Acabo de terminar la PAC de organizaciones. Estoy satisfecha.

Aquí en Salou, ahora mismo esta lloviendo. Cuatro gotas, pero si llovieran ocho gotas, entonces Salou se convertiría en Venecia, y todo el mundo sacaría sus barcas en las carreteras para poder ir a comprar el pan.

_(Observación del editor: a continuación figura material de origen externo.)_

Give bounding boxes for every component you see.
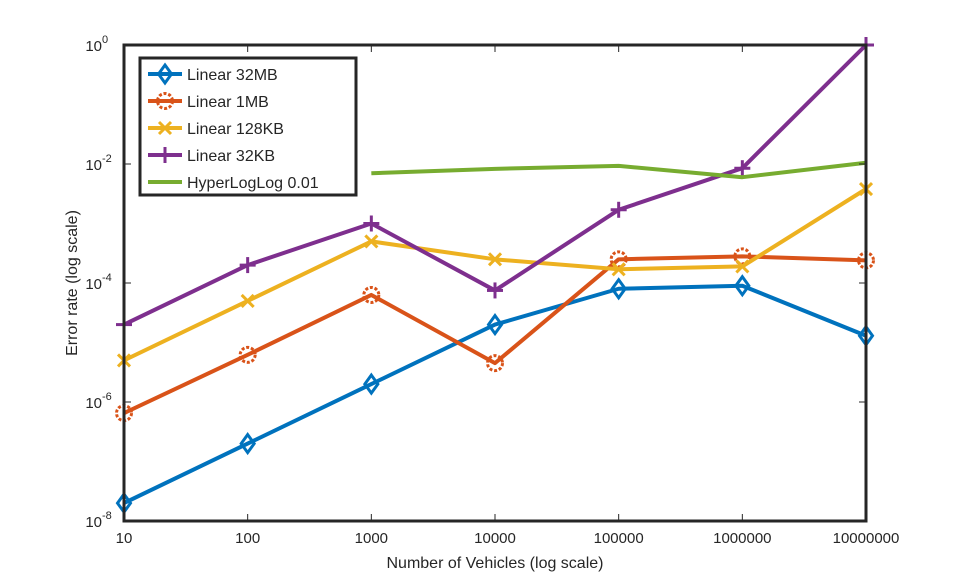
circle-marker	[486, 354, 504, 373]
legend-item: Linear 32MB	[148, 62, 278, 86]
series-3	[116, 181, 874, 368]
x-marker-stroke	[611, 262, 626, 277]
plus-marker	[157, 147, 173, 163]
legend-label: Linear 1MB	[187, 94, 269, 111]
legend-label: Linear 32MB	[187, 67, 278, 84]
x-marker	[735, 259, 750, 274]
circle-marker	[362, 285, 381, 304]
x-tick-label: 10	[116, 530, 133, 547]
series-line	[371, 160, 867, 180]
x-tick-label: 1000000	[713, 530, 771, 547]
circle-marker	[156, 92, 174, 110]
diamond-marker	[486, 313, 504, 337]
x-marker	[364, 234, 379, 249]
legend-label: Linear 32KB	[187, 148, 275, 165]
diamond-marker	[362, 372, 380, 396]
y-tick-label: 10 -6	[85, 391, 111, 412]
y-tick-exponent: -4	[102, 272, 112, 284]
plus-marker	[487, 282, 503, 299]
legend-item: Linear 128KB	[148, 120, 284, 138]
x-tick-label: 10000000	[833, 530, 900, 547]
y-axis-label: Error rate (log scale)	[64, 210, 81, 356]
plus-marker	[610, 201, 627, 218]
y-tick-exponent: -8	[102, 510, 112, 522]
y-tick-base: 10	[85, 514, 102, 531]
x-marker-stroke	[157, 120, 173, 136]
x-marker	[487, 252, 503, 267]
y-tick-exponent: -6	[102, 391, 112, 403]
y-tick-label: 10 0	[85, 34, 108, 55]
series-line	[123, 254, 867, 415]
legend-label: HyperLogLog 0.01	[187, 175, 319, 192]
circle-marker	[609, 250, 628, 269]
y-tick-base: 10	[85, 276, 102, 293]
series-5	[371, 160, 867, 180]
plus-marker	[239, 257, 256, 274]
x-tick-label: 10000	[474, 530, 516, 547]
circle-marker	[733, 247, 752, 266]
y-tick-label: 10 -8	[85, 510, 111, 531]
plot-frame	[122, 43, 868, 523]
legend-item: HyperLogLog 0.01	[148, 175, 319, 192]
x-tick-label: 1000	[355, 530, 388, 547]
legend: Linear 32MB Linear 1MB Linear 128KB Linear …	[138, 56, 358, 197]
x-marker-stroke	[240, 293, 255, 308]
diamond-marker	[239, 432, 257, 456]
y-tick-base: 10	[85, 38, 102, 55]
x-tick-labels: 10 100 1000 10000 100000 1000000 10000000	[116, 530, 900, 547]
x-tick-label: 100	[235, 530, 260, 547]
y-tick-label: 10 -2	[85, 153, 111, 174]
x-marker	[157, 120, 173, 136]
diamond-marker	[733, 274, 751, 298]
y-tick-exponent: -2	[102, 153, 112, 165]
x-marker-stroke	[735, 259, 750, 274]
series-4	[116, 37, 874, 333]
x-axis-label: Number of Vehicles (log scale)	[387, 555, 604, 572]
plus-marker	[734, 160, 751, 177]
series-line	[123, 283, 867, 505]
legend-item: Linear 1MB	[148, 92, 269, 111]
diamond-marker	[610, 277, 628, 301]
x-marker	[240, 293, 255, 308]
legend-label: Linear 128KB	[187, 121, 284, 138]
y-tick-base: 10	[85, 395, 102, 412]
y-tick-exponent: 0	[102, 34, 108, 46]
plus-marker	[363, 215, 380, 232]
x-marker-stroke	[487, 252, 503, 267]
y-tick-label: 10 -4	[85, 272, 111, 293]
x-tick-label: 100000	[594, 530, 644, 547]
circle-marker	[238, 345, 257, 364]
legend-item: Linear 32KB	[148, 147, 275, 165]
diamond-marker	[156, 62, 174, 86]
x-marker-stroke	[364, 234, 379, 249]
y-tick-base: 10	[85, 157, 102, 174]
x-marker	[611, 262, 626, 277]
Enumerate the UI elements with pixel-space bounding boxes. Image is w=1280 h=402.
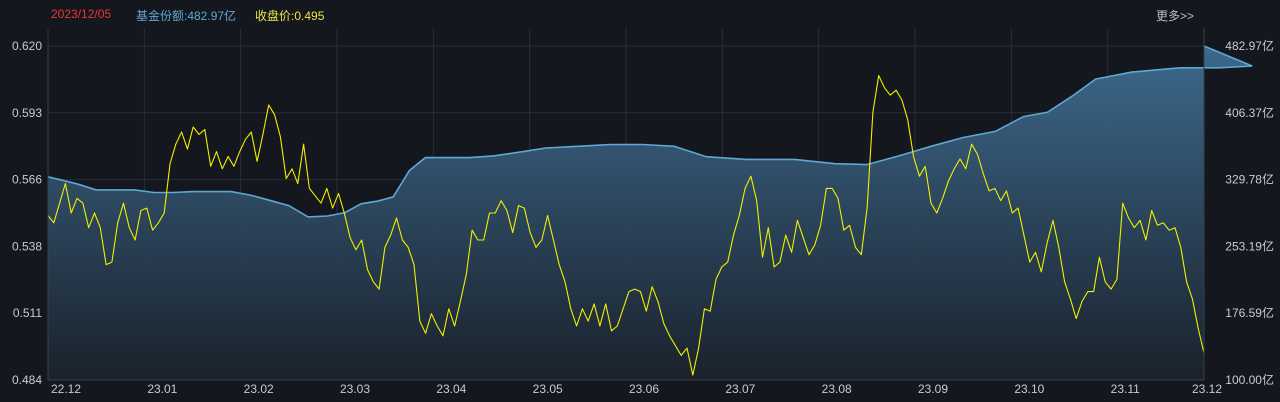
y-left-tick: 0.538 <box>12 239 42 253</box>
y-left-tick: 0.511 <box>13 306 42 320</box>
y-right-tick: 406.37亿 <box>1225 105 1274 120</box>
y-right-tick: 482.97亿 <box>1225 38 1274 53</box>
x-tick-label: 23.09 <box>918 382 948 396</box>
y-right-tick: 100.00亿 <box>1225 372 1274 387</box>
x-tick-label: 23.02 <box>244 382 274 396</box>
x-tick-label: 23.04 <box>436 382 466 396</box>
close-price-series <box>47 74 1205 376</box>
fund-share-line <box>47 45 1253 218</box>
x-tick-label: 23.03 <box>340 382 370 396</box>
more-link[interactable]: 更多>> <box>1155 9 1194 23</box>
chart-header: 2023/12/05 基金份额:482.97亿 收盘价:0.495 更多>> <box>0 0 1280 28</box>
y-left-tick: 0.484 <box>12 373 42 387</box>
y-right-tick: 253.19亿 <box>1225 238 1274 253</box>
x-tick-label: 23.10 <box>1014 382 1044 396</box>
header-close-price: 收盘价:0.495 <box>255 9 325 23</box>
x-tick-label: 23.12 <box>1192 382 1222 396</box>
x-tick-label: 23.07 <box>725 382 755 396</box>
x-tick-label: 23.05 <box>533 382 563 396</box>
y-right-tick: 329.78亿 <box>1225 172 1274 187</box>
x-tick-label: 23.08 <box>822 382 852 396</box>
y-right-tick: 176.59亿 <box>1225 305 1274 320</box>
fund-share-area <box>48 46 1253 380</box>
close-price-line <box>47 74 1205 376</box>
x-tick-label: 22.12 <box>51 382 81 396</box>
fund-share-series <box>47 45 1253 380</box>
x-tick-label: 23.06 <box>629 382 659 396</box>
y-left-tick: 0.620 <box>12 39 42 53</box>
x-tick-label: 23.01 <box>147 382 177 396</box>
header-fund-share: 基金份额:482.97亿 <box>136 9 237 23</box>
y-left-tick: 0.566 <box>12 173 42 187</box>
header-date: 2023/12/05 <box>51 7 112 21</box>
chart-axes: 0.620 482.97亿 0.593 406.37亿 0.566 329.78亿 0.53… <box>12 28 1274 396</box>
x-tick-label: 23.11 <box>1111 382 1140 396</box>
y-left-tick: 0.593 <box>12 106 42 120</box>
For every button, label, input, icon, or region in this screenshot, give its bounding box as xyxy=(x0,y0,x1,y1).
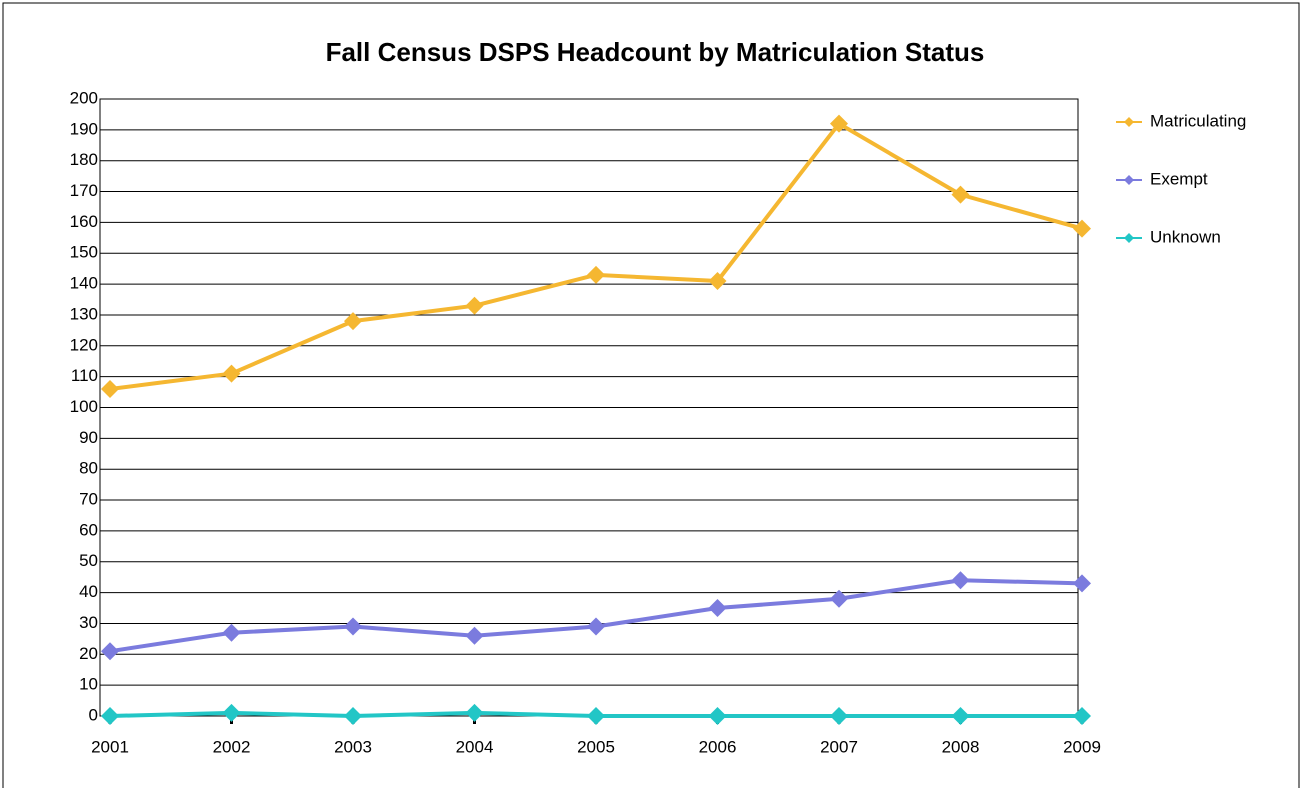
data-point xyxy=(101,379,119,398)
data-point xyxy=(587,617,605,636)
y-tick-label: 190 xyxy=(70,119,98,138)
y-tick-label: 0 xyxy=(89,705,98,724)
legend-marker xyxy=(1124,117,1134,127)
y-tick-label: 140 xyxy=(70,274,98,293)
y-tick-label: 150 xyxy=(70,243,98,262)
y-tick-label: 170 xyxy=(70,181,98,200)
y-tick-label: 200 xyxy=(70,88,98,107)
data-point xyxy=(465,296,484,315)
legend-label: Matriculating xyxy=(1150,111,1246,130)
y-tick-label: 160 xyxy=(70,212,98,231)
data-point xyxy=(830,114,848,133)
data-point xyxy=(1073,707,1091,725)
y-tick-label: 70 xyxy=(79,490,98,509)
data-point xyxy=(708,707,727,725)
data-point xyxy=(951,185,970,204)
data-point xyxy=(101,642,119,661)
data-point xyxy=(465,703,484,722)
y-tick-label: 180 xyxy=(70,150,98,169)
y-tick-label: 90 xyxy=(79,428,98,447)
data-point xyxy=(708,599,727,618)
data-point xyxy=(344,707,362,725)
y-tick-label: 60 xyxy=(79,520,98,539)
x-tick-label: 2004 xyxy=(456,737,494,756)
data-point xyxy=(830,707,848,725)
data-point xyxy=(708,272,727,291)
x-tick-label: 2001 xyxy=(91,737,129,756)
data-point xyxy=(1073,574,1091,593)
x-tick-label: 2007 xyxy=(820,737,858,756)
y-tick-label: 100 xyxy=(70,397,98,416)
data-point xyxy=(830,589,848,608)
x-tick-label: 2005 xyxy=(577,737,615,756)
data-point xyxy=(951,707,970,725)
data-point xyxy=(222,703,241,722)
data-point xyxy=(587,707,605,725)
y-tick-label: 80 xyxy=(79,459,98,478)
x-tick-label: 2008 xyxy=(942,737,980,756)
y-tick-label: 130 xyxy=(70,304,98,323)
y-tick-label: 20 xyxy=(79,644,98,663)
x-tick-label: 2003 xyxy=(334,737,372,756)
legend-marker xyxy=(1124,175,1134,185)
data-point xyxy=(222,364,241,383)
legend-marker xyxy=(1124,233,1134,243)
data-point xyxy=(465,626,484,645)
data-point xyxy=(951,571,970,590)
x-tick-label: 2006 xyxy=(699,737,737,756)
y-tick-label: 50 xyxy=(79,551,98,570)
data-point xyxy=(1073,219,1091,238)
chart-title: Fall Census DSPS Headcount by Matriculat… xyxy=(326,37,985,67)
data-point xyxy=(101,707,119,725)
data-point xyxy=(587,265,605,284)
y-tick-label: 110 xyxy=(71,366,98,385)
y-tick-label: 120 xyxy=(70,335,98,354)
y-tick-label: 40 xyxy=(79,582,98,601)
data-point xyxy=(344,617,362,636)
legend-label: Exempt xyxy=(1150,169,1208,188)
legend-label: Unknown xyxy=(1150,227,1221,246)
y-tick-label: 30 xyxy=(79,613,98,632)
data-point xyxy=(222,623,241,642)
data-point xyxy=(344,312,362,331)
x-tick-label: 2002 xyxy=(213,737,251,756)
x-tick-label: 2009 xyxy=(1063,737,1101,756)
y-tick-label: 10 xyxy=(79,675,98,694)
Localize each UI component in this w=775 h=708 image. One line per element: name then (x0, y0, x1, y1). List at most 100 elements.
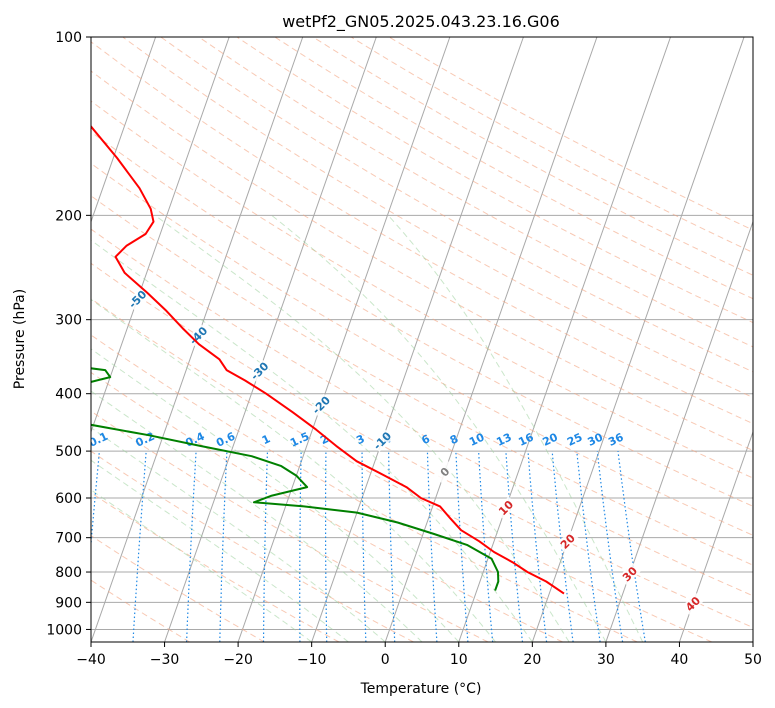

También sucede que el pueblo se divide en dos: Salou de abajo, y Salou de arriba, como el anuncio de Fairy. Porque cuando llueven ocho gotas la vía del tren que pasa por el centro del pueblo, se llena tanto y tanto, que ni los coches, ni las barcas se atreven a pasar por medio a quedarse varados.

Salou es un pueblo pequeño. Diminuto. Donde todas las caras tienen nombre, aunque últimamente la cosa esta cambiando por eso del babyboom. Lo bonito de Salou es que aún perdura la tradición de pedir huevos al vecino, o si te falta una pizquita de sal al guiso. Le picas a la puerta, y te lo da encantado. O por ejemplo, cuando hay un nacimiento, todos los vecinos de nuestra comunidad, van a visitarlo.

Después en verano la cosa cambia, y triplicamos la población. O más. Los coches no caben en las calles. Para poder aparcar el coche, puedes necesitar más de 45 minutos, dando vueltas y más vueltas. Es una odisea que te hace enfadar más y más, a medida que va avanzando el reloj. Y es que aquí en verano, vienen millones de guiris a la playa. Guiris que se tumban al sol, y se convierten en gambas, aunque la verdad, son poco apetecibles de comer. A mí por lo menos, no me gustan nada. Mi amiga Lorena y yo les llamamos los “pinkies”.

Y ahora J. te voy a dejar. Después te sigo escribiendo. Oigo el ruido de la puerta. Viene alguien.